Ferry suddenly turned intrigued by the strange conversation."What boy? What's his name?"

"Kian. But when he got here, he told us to call him Andrew."

Ferry felt his heart begin to pound. He looked her in the eye, "Oona, are you sure? About Andrew?"

She nodded.

"Then what happened?"

"Then he began coming to us less often. He only came when I had to ... give him my vim. Then he didn't come at all," she softly said. "My mother loved him very much. She still loves him. She cries every night because she misses him so much"

Ferry watched the clouds above her grow darker.

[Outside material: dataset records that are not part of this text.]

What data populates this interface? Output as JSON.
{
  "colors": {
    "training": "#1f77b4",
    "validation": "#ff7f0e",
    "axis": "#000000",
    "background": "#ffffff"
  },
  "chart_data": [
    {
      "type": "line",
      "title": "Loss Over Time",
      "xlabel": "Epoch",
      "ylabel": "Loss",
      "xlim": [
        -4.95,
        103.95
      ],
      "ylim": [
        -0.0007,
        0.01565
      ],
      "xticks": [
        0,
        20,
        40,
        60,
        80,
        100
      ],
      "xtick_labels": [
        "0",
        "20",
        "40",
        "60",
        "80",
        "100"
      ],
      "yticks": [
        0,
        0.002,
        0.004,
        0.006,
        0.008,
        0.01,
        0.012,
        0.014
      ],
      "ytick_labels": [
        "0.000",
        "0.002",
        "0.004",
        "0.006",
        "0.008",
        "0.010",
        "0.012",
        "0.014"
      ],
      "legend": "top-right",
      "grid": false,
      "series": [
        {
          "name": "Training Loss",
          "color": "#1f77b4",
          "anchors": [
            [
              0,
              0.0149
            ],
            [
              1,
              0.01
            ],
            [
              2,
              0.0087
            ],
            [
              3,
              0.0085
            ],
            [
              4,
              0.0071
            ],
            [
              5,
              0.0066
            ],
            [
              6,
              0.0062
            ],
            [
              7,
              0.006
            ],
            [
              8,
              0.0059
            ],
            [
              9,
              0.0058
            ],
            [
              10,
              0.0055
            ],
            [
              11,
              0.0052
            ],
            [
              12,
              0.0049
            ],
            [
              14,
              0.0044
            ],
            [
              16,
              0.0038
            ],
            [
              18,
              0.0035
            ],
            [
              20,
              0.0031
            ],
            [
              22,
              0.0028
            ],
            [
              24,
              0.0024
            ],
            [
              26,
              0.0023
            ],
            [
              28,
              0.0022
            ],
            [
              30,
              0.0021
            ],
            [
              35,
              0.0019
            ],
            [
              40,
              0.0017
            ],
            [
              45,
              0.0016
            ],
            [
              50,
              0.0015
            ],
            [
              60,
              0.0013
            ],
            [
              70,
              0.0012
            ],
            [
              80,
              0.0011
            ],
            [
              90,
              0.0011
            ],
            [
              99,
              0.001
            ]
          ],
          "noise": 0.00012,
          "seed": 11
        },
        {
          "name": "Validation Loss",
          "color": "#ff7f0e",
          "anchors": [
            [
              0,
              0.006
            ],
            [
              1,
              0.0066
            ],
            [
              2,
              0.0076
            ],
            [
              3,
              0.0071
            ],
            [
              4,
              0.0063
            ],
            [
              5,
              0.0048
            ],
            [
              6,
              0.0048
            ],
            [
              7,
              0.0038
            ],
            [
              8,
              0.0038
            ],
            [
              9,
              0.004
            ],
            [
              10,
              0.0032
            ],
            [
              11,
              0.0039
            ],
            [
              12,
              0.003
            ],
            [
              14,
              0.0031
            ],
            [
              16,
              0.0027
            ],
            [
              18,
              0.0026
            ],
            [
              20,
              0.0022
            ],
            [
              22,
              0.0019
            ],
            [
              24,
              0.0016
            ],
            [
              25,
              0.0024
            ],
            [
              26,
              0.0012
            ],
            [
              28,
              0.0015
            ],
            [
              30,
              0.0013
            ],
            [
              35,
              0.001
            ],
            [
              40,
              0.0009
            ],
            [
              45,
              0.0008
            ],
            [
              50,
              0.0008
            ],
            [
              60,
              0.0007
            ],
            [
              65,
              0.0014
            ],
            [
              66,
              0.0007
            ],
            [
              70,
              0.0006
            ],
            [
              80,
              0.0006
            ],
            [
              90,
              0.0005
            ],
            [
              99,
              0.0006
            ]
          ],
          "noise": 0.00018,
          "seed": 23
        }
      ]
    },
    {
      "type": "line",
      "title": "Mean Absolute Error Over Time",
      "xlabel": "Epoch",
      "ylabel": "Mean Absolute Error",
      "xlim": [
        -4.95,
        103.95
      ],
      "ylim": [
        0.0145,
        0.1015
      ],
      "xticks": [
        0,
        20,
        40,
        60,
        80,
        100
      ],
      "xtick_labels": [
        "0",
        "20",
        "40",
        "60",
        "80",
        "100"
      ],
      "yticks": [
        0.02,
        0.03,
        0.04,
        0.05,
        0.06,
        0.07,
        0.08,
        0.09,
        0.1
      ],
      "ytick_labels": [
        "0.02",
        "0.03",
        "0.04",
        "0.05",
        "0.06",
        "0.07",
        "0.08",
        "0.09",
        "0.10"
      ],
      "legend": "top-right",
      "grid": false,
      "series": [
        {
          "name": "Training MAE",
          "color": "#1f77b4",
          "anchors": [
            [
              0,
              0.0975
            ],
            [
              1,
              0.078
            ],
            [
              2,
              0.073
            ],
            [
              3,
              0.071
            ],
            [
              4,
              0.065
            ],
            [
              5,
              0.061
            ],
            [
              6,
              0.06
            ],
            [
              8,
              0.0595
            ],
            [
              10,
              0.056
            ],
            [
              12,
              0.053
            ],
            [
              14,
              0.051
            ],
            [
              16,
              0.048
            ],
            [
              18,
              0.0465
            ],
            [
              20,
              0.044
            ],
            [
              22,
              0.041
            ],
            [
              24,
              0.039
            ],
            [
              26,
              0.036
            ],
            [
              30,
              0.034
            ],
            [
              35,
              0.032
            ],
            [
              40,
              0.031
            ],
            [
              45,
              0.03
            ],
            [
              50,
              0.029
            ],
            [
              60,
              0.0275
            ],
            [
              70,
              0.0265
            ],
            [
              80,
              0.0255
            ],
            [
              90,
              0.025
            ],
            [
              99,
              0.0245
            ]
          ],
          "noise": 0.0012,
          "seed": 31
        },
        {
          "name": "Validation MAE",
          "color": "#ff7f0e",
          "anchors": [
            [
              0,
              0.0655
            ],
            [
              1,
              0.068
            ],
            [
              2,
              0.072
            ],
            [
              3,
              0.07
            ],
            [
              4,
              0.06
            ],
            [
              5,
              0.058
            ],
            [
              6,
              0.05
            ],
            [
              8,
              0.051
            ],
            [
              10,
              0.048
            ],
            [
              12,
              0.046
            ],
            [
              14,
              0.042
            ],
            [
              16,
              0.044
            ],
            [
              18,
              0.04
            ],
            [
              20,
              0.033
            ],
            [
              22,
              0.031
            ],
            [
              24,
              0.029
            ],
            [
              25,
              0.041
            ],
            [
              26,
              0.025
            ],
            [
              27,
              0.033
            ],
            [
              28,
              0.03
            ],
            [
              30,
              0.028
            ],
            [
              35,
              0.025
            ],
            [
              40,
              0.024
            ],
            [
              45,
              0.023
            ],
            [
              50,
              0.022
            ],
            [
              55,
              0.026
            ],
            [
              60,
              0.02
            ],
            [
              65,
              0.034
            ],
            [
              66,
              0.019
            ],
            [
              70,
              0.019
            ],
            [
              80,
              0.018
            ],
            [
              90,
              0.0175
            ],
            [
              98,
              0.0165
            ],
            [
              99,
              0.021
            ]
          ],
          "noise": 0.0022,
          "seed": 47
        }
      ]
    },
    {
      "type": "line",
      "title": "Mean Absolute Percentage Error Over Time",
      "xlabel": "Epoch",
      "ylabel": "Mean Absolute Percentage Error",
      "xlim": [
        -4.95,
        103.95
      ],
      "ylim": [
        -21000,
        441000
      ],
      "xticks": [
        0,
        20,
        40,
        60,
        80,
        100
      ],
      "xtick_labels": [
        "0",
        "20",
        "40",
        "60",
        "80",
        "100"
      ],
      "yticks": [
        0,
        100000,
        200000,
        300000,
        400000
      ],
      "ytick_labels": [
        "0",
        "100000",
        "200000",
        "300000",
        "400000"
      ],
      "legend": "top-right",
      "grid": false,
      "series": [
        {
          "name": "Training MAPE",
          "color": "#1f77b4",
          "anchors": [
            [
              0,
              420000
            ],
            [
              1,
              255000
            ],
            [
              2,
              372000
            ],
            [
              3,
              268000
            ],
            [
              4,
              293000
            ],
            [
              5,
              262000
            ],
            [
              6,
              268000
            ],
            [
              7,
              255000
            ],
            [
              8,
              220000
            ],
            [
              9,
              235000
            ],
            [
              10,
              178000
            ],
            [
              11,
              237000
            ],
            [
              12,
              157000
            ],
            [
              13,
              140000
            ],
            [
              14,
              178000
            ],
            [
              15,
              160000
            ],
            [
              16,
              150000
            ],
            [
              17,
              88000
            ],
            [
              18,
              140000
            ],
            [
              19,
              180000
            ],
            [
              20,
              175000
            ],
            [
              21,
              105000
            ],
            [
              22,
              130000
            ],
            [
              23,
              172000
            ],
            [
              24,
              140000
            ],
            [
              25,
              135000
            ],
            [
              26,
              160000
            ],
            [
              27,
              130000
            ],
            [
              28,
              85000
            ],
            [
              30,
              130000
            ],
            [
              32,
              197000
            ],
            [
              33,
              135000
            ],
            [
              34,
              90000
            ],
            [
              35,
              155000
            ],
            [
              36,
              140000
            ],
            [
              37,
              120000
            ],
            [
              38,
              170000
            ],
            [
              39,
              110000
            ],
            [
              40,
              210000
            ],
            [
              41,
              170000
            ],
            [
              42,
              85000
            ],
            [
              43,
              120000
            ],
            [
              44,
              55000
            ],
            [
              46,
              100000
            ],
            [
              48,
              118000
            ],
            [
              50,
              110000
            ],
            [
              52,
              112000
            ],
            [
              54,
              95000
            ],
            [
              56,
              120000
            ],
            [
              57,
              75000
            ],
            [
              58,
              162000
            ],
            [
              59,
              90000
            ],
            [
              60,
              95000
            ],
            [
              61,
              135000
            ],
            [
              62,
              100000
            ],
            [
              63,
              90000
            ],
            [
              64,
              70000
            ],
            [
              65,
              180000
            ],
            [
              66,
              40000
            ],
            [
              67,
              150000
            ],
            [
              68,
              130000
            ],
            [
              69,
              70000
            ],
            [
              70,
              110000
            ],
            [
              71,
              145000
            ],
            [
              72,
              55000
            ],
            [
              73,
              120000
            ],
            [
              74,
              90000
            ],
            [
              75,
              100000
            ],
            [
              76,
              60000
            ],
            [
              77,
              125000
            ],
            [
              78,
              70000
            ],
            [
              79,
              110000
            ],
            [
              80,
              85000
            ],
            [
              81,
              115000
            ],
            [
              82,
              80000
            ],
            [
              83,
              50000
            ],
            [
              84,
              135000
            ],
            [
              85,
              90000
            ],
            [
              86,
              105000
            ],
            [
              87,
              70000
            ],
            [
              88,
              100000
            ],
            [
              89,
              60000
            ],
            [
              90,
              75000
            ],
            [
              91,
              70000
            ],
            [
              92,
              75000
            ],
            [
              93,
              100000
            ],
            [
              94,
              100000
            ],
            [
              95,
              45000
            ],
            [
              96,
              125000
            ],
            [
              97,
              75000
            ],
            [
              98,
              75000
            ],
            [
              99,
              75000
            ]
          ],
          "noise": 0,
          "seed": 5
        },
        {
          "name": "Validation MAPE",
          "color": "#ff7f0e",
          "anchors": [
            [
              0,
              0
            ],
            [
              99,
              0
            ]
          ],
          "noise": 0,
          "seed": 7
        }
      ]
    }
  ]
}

"Did he hurt you, Oona? Kian?"

"He didn't want to. But my mother said he had to if he wanted to find what they were looking for so they could leave this place after that. But he always cried when he had to do it ..."

Ferry clenched his fists.

"Did it hurt? When they did that to you?" he asked softly, fearing her answer.

"Not that hard," she said. "I usually fell asleep after it happened. I slept for days, and when I woke up, the wounds were already healed. But--"

And Oona began to tremble.

"But?" Ferry asked softly.

"It's just that... that man hurt me every time he came. He never got enough. He always wanted more," she said, and a tear fell down her cheek.